If you’ve been dabbling in humanoid robotics, the headline addition is Isaac GR00T 1.7 — an open, reasoning vision-language-action (VLA) model built specifically for humanoid robots. Rather than shipping a black box, NVIDIA has made it something developers can actually mold: you can post-train GR00T 1.7 on your own data and deploy it directly through LeRobot’s workflows. It’s the kind of foundation model that lets a robot connect what it sees, what it’s told, and what it physically does.
Getting a VLA model to behave, though, depends on the quality of the demonstrations you feed it. That’s where the second piece comes in. Isaac Teleop is an open-source framework for robot data collection, designed to capture high-quality human demonstrations from external devices. Crucially, it uses standardized, interoperable formats — so the data you record with one setup doesn’t become a proprietary dead end. For anyone who has wrestled with mismatched teleoperation pipelines, that interoperability is quietly the best part of the announcement.

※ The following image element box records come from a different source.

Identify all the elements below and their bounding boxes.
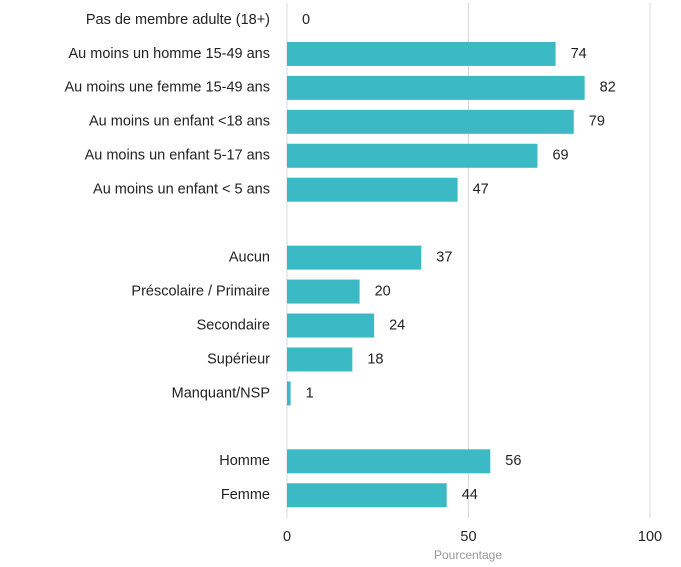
y-tick-label: Aucun: [229, 249, 270, 265]
data-label: 1: [306, 385, 314, 401]
bar: [287, 143, 538, 168]
data-label: 56: [505, 453, 521, 469]
x-axis-title: Pourcentage: [434, 548, 502, 562]
data-label: 47: [473, 182, 489, 198]
y-tick-label: Secondaire: [197, 317, 270, 333]
x-tick-label: 50: [460, 529, 476, 545]
data-label: 24: [389, 317, 405, 333]
data-label: 37: [436, 249, 452, 265]
y-tick-label: Au moins un homme 15-49 ans: [69, 46, 271, 62]
data-label: 82: [600, 80, 616, 96]
data-label: 79: [589, 114, 605, 130]
y-tick-label: Homme: [219, 453, 270, 469]
bar: [287, 313, 375, 338]
y-tick-label: Au moins une femme 15-49 ans: [64, 80, 270, 96]
y-tick-label: Au moins un enfant < 5 ans: [93, 182, 270, 198]
data-label: 0: [302, 12, 310, 28]
bar: [287, 347, 353, 372]
y-tick-label: Préscolaire / Primaire: [131, 283, 270, 299]
data-label: 69: [552, 148, 568, 164]
bar: [287, 177, 458, 202]
y-tick-label: Pas de membre adulte (18+): [86, 12, 270, 28]
data-label: 18: [367, 351, 383, 367]
bar: [287, 381, 291, 406]
bar: [287, 449, 491, 474]
y-tick-label: Au moins un enfant <18 ans: [89, 114, 270, 130]
data-label: 44: [462, 487, 478, 503]
bar: [287, 75, 585, 100]
data-label: 20: [375, 283, 391, 299]
bar: [287, 245, 422, 270]
x-tick-label: 0: [283, 529, 291, 545]
y-tick-label: Femme: [221, 487, 270, 503]
bar: [287, 279, 360, 304]
y-tick-label: Manquant/NSP: [172, 385, 270, 401]
data-label: 74: [571, 46, 587, 62]
y-tick-label: Au moins un enfant 5-17 ans: [85, 148, 270, 164]
bar: [287, 483, 447, 508]
y-tick-label: Supérieur: [207, 351, 270, 367]
bar: [287, 41, 556, 66]
bar: [287, 109, 574, 134]
x-tick-label: 100: [638, 529, 662, 545]
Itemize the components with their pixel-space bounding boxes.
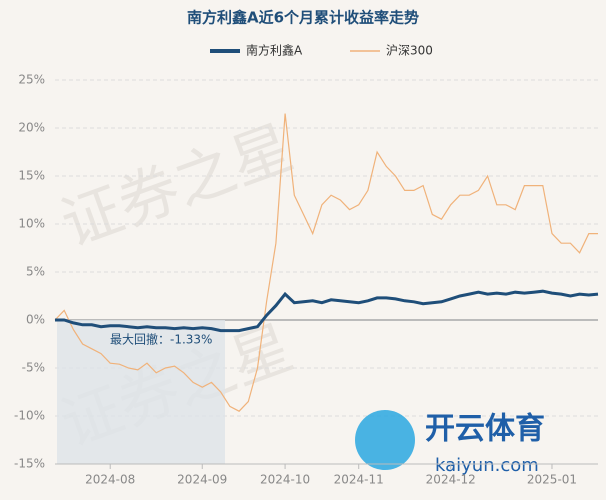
y-tick-label: 0% (26, 313, 45, 327)
x-tick-label: 2024-09 (177, 473, 227, 487)
y-tick-label: 25% (18, 73, 45, 87)
x-tick-label: 2024-11 (334, 473, 384, 487)
x-tick-label: 2024-08 (85, 473, 135, 487)
logo-icon (355, 410, 415, 470)
y-tick-label: 20% (18, 121, 45, 135)
chart-title: 南方利鑫A近6个月累计收益率走势 (187, 9, 419, 27)
drawdown-area (57, 320, 225, 464)
y-tick-label: 5% (26, 265, 45, 279)
x-tick-label: 2024-12 (426, 473, 476, 487)
y-tick-label: 10% (18, 217, 45, 231)
x-tick-label: 2024-10 (260, 473, 310, 487)
legend-label: 南方利鑫A (246, 43, 303, 58)
legend-label: 沪深300 (386, 44, 433, 58)
series-line (54, 113, 598, 412)
x-tick-label: 2025-01 (527, 473, 577, 487)
logo-text: 开云体育 (425, 412, 545, 447)
series-line (55, 289, 599, 333)
logo-url: kaiyun.com (435, 455, 539, 476)
y-tick-label: -5% (22, 361, 45, 375)
annotation: 最大回撤：-1.33% (110, 332, 212, 347)
y-tick-label: 15% (18, 169, 45, 183)
y-tick-label: -15% (14, 457, 45, 471)
y-tick-label: -10% (14, 409, 45, 423)
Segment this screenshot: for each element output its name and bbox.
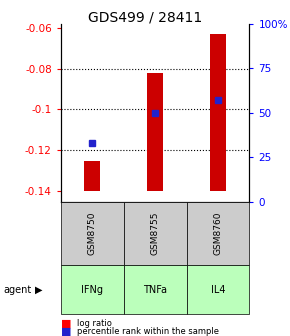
Bar xyxy=(210,34,226,192)
Text: IL4: IL4 xyxy=(211,285,225,295)
Text: GSM8755: GSM8755 xyxy=(151,212,160,255)
Text: GDS499 / 28411: GDS499 / 28411 xyxy=(88,10,202,24)
Text: log ratio: log ratio xyxy=(77,319,112,328)
Text: agent: agent xyxy=(3,285,31,295)
Text: IFNg: IFNg xyxy=(81,285,103,295)
Text: GSM8750: GSM8750 xyxy=(88,212,97,255)
Text: TNFa: TNFa xyxy=(143,285,167,295)
Text: ■: ■ xyxy=(61,327,71,336)
Text: ■: ■ xyxy=(61,318,71,328)
Text: GSM8760: GSM8760 xyxy=(213,212,222,255)
Bar xyxy=(84,161,100,192)
Text: ▶: ▶ xyxy=(35,285,43,295)
Bar xyxy=(147,73,163,192)
Text: percentile rank within the sample: percentile rank within the sample xyxy=(77,328,219,336)
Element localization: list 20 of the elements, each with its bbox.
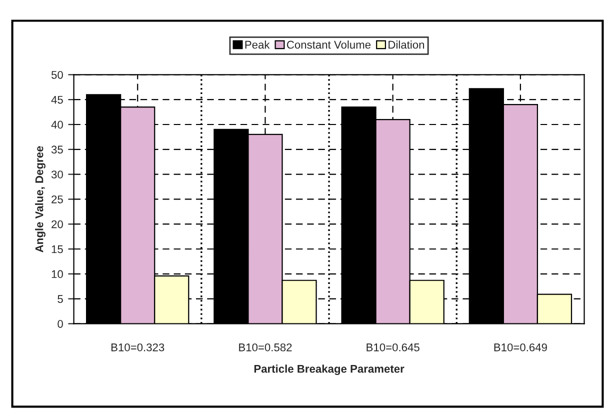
y-tick-label: 50 <box>51 70 63 79</box>
x-axis-title: Particle Breakage Parameter <box>254 364 404 376</box>
x-tick-label: B10=0.323 <box>111 343 164 352</box>
x-tick-label: B10=0.645 <box>366 343 420 352</box>
y-tick-label: 30 <box>51 170 63 178</box>
y-tick-label: 10 <box>52 270 63 278</box>
y-tick-label: 40 <box>51 120 63 129</box>
legend-label: Constant Volume <box>286 40 371 49</box>
y-axis-title: Angle Value, Degree <box>35 146 46 252</box>
y-tick-label: 45 <box>51 96 63 104</box>
x-tick-label: B10=0.582 <box>239 343 292 352</box>
x-tick-label: B10=0.649 <box>494 343 547 352</box>
legend-label: Dilation <box>388 40 424 49</box>
y-tick-label: 0 <box>58 320 63 328</box>
y-tick-label: 15 <box>52 245 63 254</box>
y-tick-label: 5 <box>58 295 63 303</box>
y-tick-label: 25 <box>52 195 63 204</box>
legend-label: Peak <box>245 40 270 49</box>
y-tick-label: 20 <box>52 220 63 228</box>
y-tick-label: 35 <box>51 146 63 154</box>
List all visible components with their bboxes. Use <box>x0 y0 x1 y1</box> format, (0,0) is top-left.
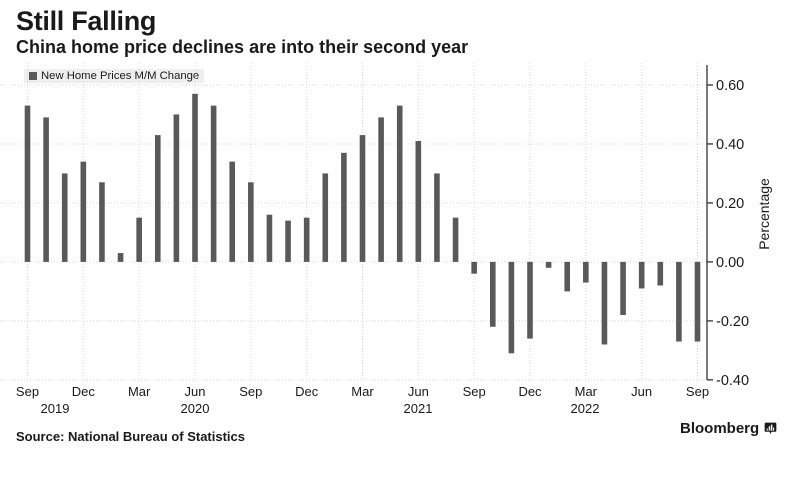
svg-text:Mar: Mar <box>128 384 151 399</box>
svg-text:0.20: 0.20 <box>716 196 744 212</box>
svg-text:Mar: Mar <box>351 384 374 399</box>
svg-text:-0.40: -0.40 <box>716 373 749 389</box>
svg-text:2019: 2019 <box>41 401 70 416</box>
svg-text:Jun: Jun <box>631 384 652 399</box>
svg-text:Sep: Sep <box>239 384 262 399</box>
svg-text:2021: 2021 <box>404 401 433 416</box>
svg-text:Dec: Dec <box>295 384 319 399</box>
svg-text:-0.20: -0.20 <box>716 314 749 330</box>
svg-text:0.00: 0.00 <box>716 255 744 271</box>
svg-text:Jun: Jun <box>185 384 206 399</box>
svg-text:Dec: Dec <box>518 384 542 399</box>
svg-text:Mar: Mar <box>575 384 598 399</box>
svg-text:2022: 2022 <box>571 401 600 416</box>
svg-text:Sep: Sep <box>463 384 486 399</box>
svg-text:2020: 2020 <box>181 401 210 416</box>
svg-text:Dec: Dec <box>72 384 96 399</box>
svg-text:0.60: 0.60 <box>716 78 744 94</box>
svg-text:Sep: Sep <box>686 384 709 399</box>
svg-text:Jun: Jun <box>408 384 429 399</box>
svg-text:Sep: Sep <box>16 384 39 399</box>
svg-text:0.40: 0.40 <box>716 137 744 153</box>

Both Isaac GR00T 1.7 and Isaac Teleop are already available in LeRobot as of the announcement, so there’s no waiting list or teaser countdown — you can pull them in and start experimenting.

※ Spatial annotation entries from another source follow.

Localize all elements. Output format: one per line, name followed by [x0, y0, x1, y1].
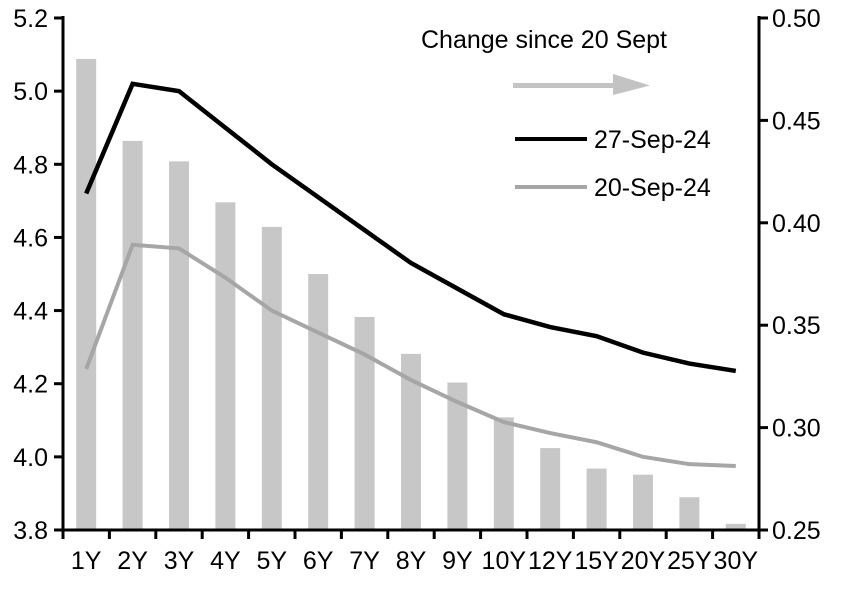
left-tick-label: 4.2: [13, 371, 48, 399]
legend: Change since 20 Sept 27-Sep-24 20-Sep-24: [421, 26, 711, 202]
bars-change-since-20-sept: [76, 58, 746, 531]
x-tick-label-20Y: 20Y: [621, 547, 666, 575]
x-tick-label-1Y: 1Y: [71, 547, 102, 575]
bar-4Y: [215, 202, 236, 530]
bar-20Y: [633, 474, 653, 530]
x-tick-label-10Y: 10Y: [482, 547, 527, 575]
x-tick-label-5Y: 5Y: [257, 547, 288, 575]
left-tick-label: 3.8: [13, 517, 48, 545]
left-tick-label: 5.0: [13, 78, 48, 106]
legend-title: Change since 20 Sept: [421, 26, 667, 54]
right-tick-label: 0.35: [772, 312, 821, 340]
left-tick-label: 5.2: [13, 5, 48, 33]
bar-30Y: [725, 523, 746, 530]
right-tick-label: 0.30: [772, 415, 821, 443]
bar-9Y: [447, 382, 468, 530]
right-tick-label: 0.50: [772, 5, 821, 33]
left-tick-label: 4.0: [13, 444, 48, 472]
x-tick-label-30Y: 30Y: [714, 547, 759, 575]
bar-25Y: [679, 497, 700, 530]
x-tick-label-6Y: 6Y: [303, 547, 334, 575]
bar-3Y: [169, 161, 189, 531]
right-tick-label: 0.40: [772, 210, 821, 238]
right-tick-label: 0.45: [772, 107, 821, 135]
bar-15Y: [586, 468, 607, 530]
bar-5Y: [261, 226, 282, 530]
x-tick-label-25Y: 25Y: [667, 547, 712, 575]
bar-7Y: [354, 317, 375, 530]
bar-2Y: [122, 140, 143, 530]
legend-label-20-sep-24: 20-Sep-24: [594, 174, 711, 202]
legend-label-27-sep-24: 27-Sep-24: [594, 126, 711, 154]
x-tick-label-15Y: 15Y: [574, 547, 619, 575]
x-tick-label-3Y: 3Y: [164, 547, 195, 575]
x-tick-label-9Y: 9Y: [442, 547, 473, 575]
x-tick-label-12Y: 12Y: [528, 547, 573, 575]
left-tick-label: 4.4: [13, 298, 48, 326]
bar-8Y: [401, 353, 421, 530]
x-tick-label-2Y: 2Y: [117, 547, 148, 575]
bar-10Y: [493, 417, 514, 530]
yield-lines: [84, 81, 737, 468]
x-tick-label-7Y: 7Y: [349, 547, 380, 575]
x-tick-label-8Y: 8Y: [396, 547, 427, 575]
left-tick-label: 4.6: [13, 224, 48, 252]
axes: 5.2 5.0 4.8 4.6 4.4 4.2 4.0 3.8 0.50 0.45 0.40 0.35…: [13, 5, 820, 575]
change-arrow-icon: [513, 74, 650, 95]
bar-12Y: [540, 448, 561, 530]
line-20-sep-24: [84, 242, 736, 468]
left-tick-label: 4.8: [13, 151, 48, 179]
x-tick-label-4Y: 4Y: [210, 547, 241, 575]
bar-1Y: [76, 58, 97, 531]
bar-6Y: [308, 274, 329, 530]
line-27-sep-24: [84, 81, 737, 374]
right-tick-label: 0.25: [772, 517, 821, 545]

There’s also a third act on the horizon. NVIDIA plans to bring Cosmos 3, a frontier model for physical AI, to LeRobot. The idea is to lean on Cosmos 3 for data generation, simulation, and policy development in situations where real-world data is either scarce or too expensive to collect. In practical terms, that means training robots in synthetic environments before they ever touch a physical prototype — a lifeline for smaller teams that can’t afford endless hardware runs.
What ties all three together is the philosophy behind LeRobot itself. It’s an open library, and by dropping production-grade tools into it, NVIDIA and Hugging Face are betting on a shared ecosystem rather than a walled garden. Datasets, models, policies, and full workflows can all be swapped between researchers and hobbyists, which lowers the barrier to entry for anyone curious about building or teaching robots.

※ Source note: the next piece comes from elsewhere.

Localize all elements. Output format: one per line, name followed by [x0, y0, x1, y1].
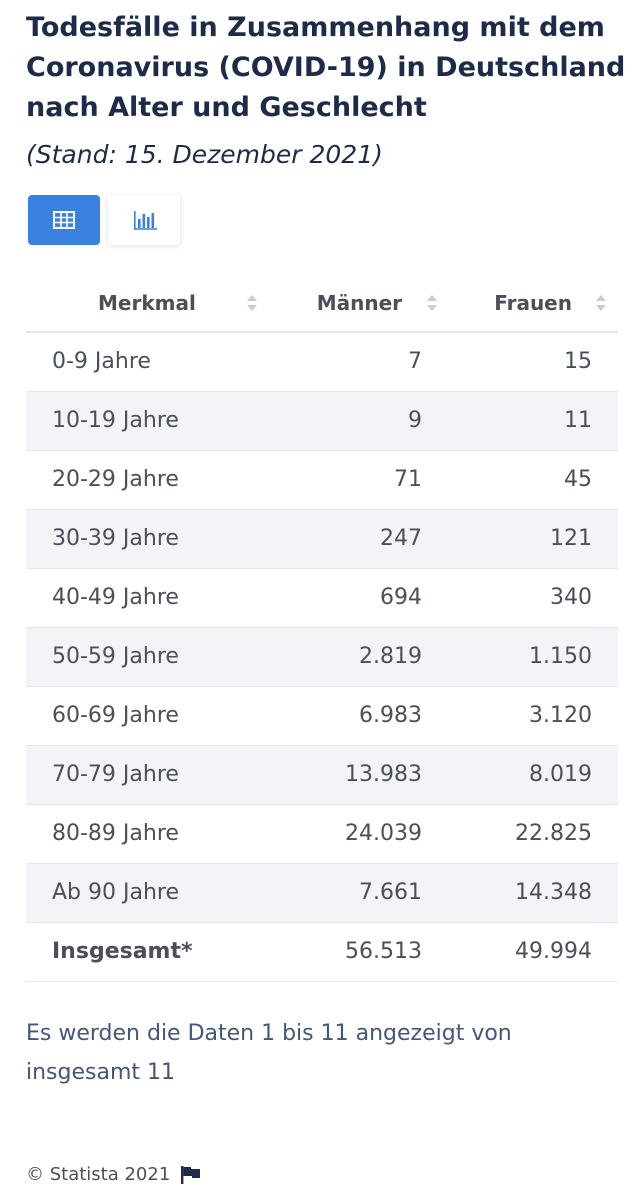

The combination is telling: a capable VLA model for humanoids, a clean way to gather human demonstration data, and — soon — a simulation engine to fill in the gaps. Together they address the three chronic bottlenecks in robotics development: the brain, the training data, and the cost of iteration.
For developers, the takeaway is refreshingly concrete. Two of these tools are live now inside LeRobot, and a third is on the way. No hardware to buy, no license fees mentioned — just open frameworks ready to be pulled apart and rebuilt.